Book Review: Barry Blake of the Flying Fortress by Gaylord Du Bois
World War Two is raging, and the Army needs pilots desperately. Enter Barry Blake and his buddy Chick Enders, straight out of high school and patriotic volunteers. They’re to receive their preliminary flight training at Randolph Field in San Antonio. They are almost immediately make friends with good-natured fellow cadet Hap Newton, but are at odds with the vain and ill-natured Glenn Cardiff Crayle. Crayle’s sabotage causes Chick to wash out of pilot training, but bombardier school is an acceptable fallback.
Barry is soon taught to fly the B-17 Flying Fortress, and assigned to the Sweet Rosie O’Grady, under Captain O’Grady, who named it after his wife. Originally bound for India, the crew is diverted to the South Pacific, where they participate in a raid on the Japanese base at Rabaul. After Captain O’Grady is severely injured, Barry takes over as pilot, being reunited with Hap as his co-pilot and Chick as bombardier.
The friends and their flight crew participate in many exciting adventures, repeatedly showing their bravery and combat prowess, until tapped for a special secret mission. The mission goes off okay, but on the way back Crayle can’t stop himself from taunting our heroes one last time. His vanity and cowardice get him and the crew stuck in a raft behind enemy lines–it’s up to Barry to shepherd them and a few civilians to safety in Australia!
This book was part of the Whitman Publishing Company’s “Fighters for Freedom” series of novels for young readers about wartime careers. (Other books covered the WAAFs, WAVEs and Ferry Command.) As you might expect, it’s pretty exciting stuff, depicting war as an adventure. While the unit takes casualties, the blood and guts are downplayed, and our heroes get away with some very irregular activities. I will mention that at one point when their slaughter of the enemy gets too easy, our heroes lose their stomach for further attacks that day.

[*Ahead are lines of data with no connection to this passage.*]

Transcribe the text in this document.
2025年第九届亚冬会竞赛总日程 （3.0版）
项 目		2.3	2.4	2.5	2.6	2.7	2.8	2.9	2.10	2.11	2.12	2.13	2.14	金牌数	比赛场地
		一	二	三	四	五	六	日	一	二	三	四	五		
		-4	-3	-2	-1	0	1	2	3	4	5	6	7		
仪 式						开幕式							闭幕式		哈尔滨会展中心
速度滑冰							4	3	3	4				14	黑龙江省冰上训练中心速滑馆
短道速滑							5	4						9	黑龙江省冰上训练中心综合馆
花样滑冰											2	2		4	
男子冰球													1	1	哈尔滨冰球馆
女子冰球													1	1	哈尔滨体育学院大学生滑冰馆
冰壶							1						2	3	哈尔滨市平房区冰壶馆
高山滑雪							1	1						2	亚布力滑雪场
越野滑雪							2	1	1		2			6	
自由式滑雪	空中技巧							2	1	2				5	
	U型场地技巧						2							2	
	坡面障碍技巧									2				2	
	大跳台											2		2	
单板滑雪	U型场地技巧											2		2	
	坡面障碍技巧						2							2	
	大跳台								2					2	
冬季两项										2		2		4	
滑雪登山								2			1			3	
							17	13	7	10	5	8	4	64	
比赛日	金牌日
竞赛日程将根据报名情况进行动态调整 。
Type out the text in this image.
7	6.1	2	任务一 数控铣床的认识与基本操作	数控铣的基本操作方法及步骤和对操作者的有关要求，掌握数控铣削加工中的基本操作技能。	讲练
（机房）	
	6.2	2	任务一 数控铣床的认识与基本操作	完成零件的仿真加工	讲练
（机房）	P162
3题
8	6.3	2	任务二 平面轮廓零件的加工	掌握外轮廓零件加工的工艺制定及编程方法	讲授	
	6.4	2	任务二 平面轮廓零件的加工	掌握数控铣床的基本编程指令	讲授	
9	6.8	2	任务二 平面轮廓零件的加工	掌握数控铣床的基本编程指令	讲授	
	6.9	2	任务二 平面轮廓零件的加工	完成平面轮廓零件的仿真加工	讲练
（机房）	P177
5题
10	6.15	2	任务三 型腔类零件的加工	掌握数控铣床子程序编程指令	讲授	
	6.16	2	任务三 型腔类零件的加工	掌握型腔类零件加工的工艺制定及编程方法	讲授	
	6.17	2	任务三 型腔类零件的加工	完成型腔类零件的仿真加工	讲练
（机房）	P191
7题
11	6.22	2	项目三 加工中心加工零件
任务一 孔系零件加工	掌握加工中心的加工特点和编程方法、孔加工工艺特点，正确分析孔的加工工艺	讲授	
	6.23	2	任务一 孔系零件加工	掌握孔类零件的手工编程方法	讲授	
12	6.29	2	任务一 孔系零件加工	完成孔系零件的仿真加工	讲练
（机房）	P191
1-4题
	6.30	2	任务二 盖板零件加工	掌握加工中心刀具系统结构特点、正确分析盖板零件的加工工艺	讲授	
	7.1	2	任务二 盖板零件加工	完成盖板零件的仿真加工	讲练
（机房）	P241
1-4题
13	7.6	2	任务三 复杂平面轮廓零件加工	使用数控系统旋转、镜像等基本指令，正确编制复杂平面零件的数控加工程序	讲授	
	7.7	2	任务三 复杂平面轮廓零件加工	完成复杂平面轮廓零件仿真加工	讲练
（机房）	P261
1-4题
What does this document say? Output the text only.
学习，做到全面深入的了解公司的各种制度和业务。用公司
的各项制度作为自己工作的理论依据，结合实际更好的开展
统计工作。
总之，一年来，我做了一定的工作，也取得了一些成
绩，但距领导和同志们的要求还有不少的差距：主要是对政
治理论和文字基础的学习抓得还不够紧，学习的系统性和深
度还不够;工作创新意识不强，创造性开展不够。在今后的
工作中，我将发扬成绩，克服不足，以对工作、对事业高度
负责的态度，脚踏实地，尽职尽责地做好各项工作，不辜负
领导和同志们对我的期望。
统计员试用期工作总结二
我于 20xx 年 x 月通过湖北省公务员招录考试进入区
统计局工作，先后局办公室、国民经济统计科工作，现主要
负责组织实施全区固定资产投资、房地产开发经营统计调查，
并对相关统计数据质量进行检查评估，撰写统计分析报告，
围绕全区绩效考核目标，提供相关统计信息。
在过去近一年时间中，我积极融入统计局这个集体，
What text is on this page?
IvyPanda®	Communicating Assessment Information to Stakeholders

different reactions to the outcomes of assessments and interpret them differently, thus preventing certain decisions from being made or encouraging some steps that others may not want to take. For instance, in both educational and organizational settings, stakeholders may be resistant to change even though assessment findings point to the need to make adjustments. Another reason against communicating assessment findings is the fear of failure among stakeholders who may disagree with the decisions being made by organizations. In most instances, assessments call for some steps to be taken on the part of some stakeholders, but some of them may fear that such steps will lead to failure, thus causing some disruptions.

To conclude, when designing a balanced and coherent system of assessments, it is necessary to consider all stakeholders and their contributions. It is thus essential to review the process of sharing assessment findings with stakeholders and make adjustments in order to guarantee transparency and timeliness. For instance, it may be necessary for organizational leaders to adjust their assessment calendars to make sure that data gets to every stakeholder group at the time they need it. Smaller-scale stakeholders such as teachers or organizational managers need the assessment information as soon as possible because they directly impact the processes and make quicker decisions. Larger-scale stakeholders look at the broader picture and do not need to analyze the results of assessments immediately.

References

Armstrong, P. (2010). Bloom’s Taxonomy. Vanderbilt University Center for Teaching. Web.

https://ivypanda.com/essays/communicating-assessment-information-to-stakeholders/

Barry’s a fairly typical hero for this sort of book; ruggedly handsome, athletic, and valedictorian of his class. Chick is the not quite as handsome, slightly shorter and hotter-tempered best buddy type. The rest of the crew are fairly bland, the “white guys with different regional accents” that was considered a diverse cast back in the 1940s. The Italian-American guy is treated by the story as the token minority. Crayle, of course, is coded as small-town rich, the sort of fellow who’s used to being a big shot at home and not happy about being just another pilot here.
Barry meets a couple of attractive young women in the story, a nurse and a missionary’s daughter; both are treated as impressive in their own ways, and there’s a bit of romance that is cut short by the flow of the war.
The sticking point for many of today’s young readers will probably be the period racism. It’s mostly directed against the Japanese, and mild by the standards of the time, but there are a couple of odd moments elsewhere.
The author wrote quite a bit of kids’ adventure books, but I remember him best for his work on Turok, a comic book about a Native American stranded in a valley of dinosaurs.
This book is a product of its time; parents may want to talk to younger readers about wartime racism and how it affects people’s attitudes.
I don’t know if you are familiar with “Space Family Robinson”, but that’s what leaps to my mind when I see the name of Gaylord Du Bois. If you don’t know this Gold Key series, you might want to look it up. Very nifty space adventures in which a variety of alien worlds and races appear. There was a tendency for the more unpleasant looking aliens to be the bad guys (E.G. A world with good-guy pigeon-people and bad-guy bat people) but, overall the series contained a lot of positive dealings with non humans.
I do indeed remember reading several issues of that series as a child–I was confused by its close resemblance to, but not actually being “Lost In Space.”